Find volume between two surfaces

Question

I need to find the volume between $$x=z^2+2y^2, \space 2z+4y+x=1,$$ but I can't imagine the body I have. I tried to draw this surfaces, but it seems to me that I need something else.

Answer 1

When you are asked to find the volume between two surfaces say $z=f(x,y)$ and $z=g(x,y)$. What you do is find $\displaystyle\iint_{S}\left(f(x,y)-g(x,y)\right)\,dxdy$ where $S$ is the region enclosed by the curve $f(x,y)=g(x,y)$.

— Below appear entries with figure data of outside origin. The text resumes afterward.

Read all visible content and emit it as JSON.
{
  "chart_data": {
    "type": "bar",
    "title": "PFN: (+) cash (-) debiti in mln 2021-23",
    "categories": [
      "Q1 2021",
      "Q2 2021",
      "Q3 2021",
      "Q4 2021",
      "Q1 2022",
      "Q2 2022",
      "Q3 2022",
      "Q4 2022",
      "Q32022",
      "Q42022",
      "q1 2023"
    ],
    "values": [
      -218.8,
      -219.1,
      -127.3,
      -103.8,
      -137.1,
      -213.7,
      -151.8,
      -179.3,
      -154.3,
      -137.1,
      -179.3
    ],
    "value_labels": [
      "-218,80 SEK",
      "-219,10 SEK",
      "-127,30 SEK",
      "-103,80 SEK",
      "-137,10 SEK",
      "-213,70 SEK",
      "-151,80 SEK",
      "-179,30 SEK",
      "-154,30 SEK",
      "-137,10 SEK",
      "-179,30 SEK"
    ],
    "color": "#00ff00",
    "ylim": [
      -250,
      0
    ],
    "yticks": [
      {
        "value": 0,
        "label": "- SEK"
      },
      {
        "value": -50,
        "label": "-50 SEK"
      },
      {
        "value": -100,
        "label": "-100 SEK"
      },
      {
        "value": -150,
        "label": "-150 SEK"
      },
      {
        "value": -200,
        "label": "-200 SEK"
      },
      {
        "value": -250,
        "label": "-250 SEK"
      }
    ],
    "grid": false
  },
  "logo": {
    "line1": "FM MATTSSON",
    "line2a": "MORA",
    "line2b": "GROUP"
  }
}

In this case you do the same but in place of $z$ you have $x$.

$$\iint_{S}(1-2z-4y-z^{2}-2y^{2})\,dydz$$

$S\equiv z^{2}+2y^{2}+2z+4y=1$

So $$(z^{2}+2z+1)+2y^{2}+4y+2=1+2+1=4$$

So $$(z+1)^{2}+2(y+1)^{2}=4$$

This is the ellipse in the $z,y-$plane

$$\frac{(z+1)^{2}}{4}+\frac{(y+1)^{2}}{2}=1$$

So you have

$$\iint_{S}(4-(z+1)^{2}-2(y+1)^{2})\,dydz=\iint_{S}4(1-\frac{(z+1)^{2}}{4}-\frac{(y+1)^{2}}{2})\,dydz$$.

Now put $u=\frac{1}{2}(z+1)$ and $v=\frac{1}{\sqrt{2}}(y+1)$.

Then $|\frac{\partial (u,v)}{\partial (z,y)}|=\begin{vmatrix}\frac{1}{2}&0\\ 0&\frac{1}{\sqrt{2}}\end{vmatrix}=\frac{1}{2\sqrt{2}}$.

So $$|\frac{\partial (z,y)}{\partial (u,v)}|=2\sqrt{2}$$

Now you are just looking at the region $u^{2}+v^{2}=1$ in the $uv-$plane which is just the circle. So by the Jacobian Transformation we have:-

$$\iint_{S'}4\cdot 2\sqrt{2}(1-u^{2}-v^{2})\,dudv $$.

Now shift to polar coordinates

$$\int_{0}^{2\pi}\int_{0}^{1}8\sqrt{2}(1-r^{2})r\,drd\theta=4\pi\sqrt{2}$$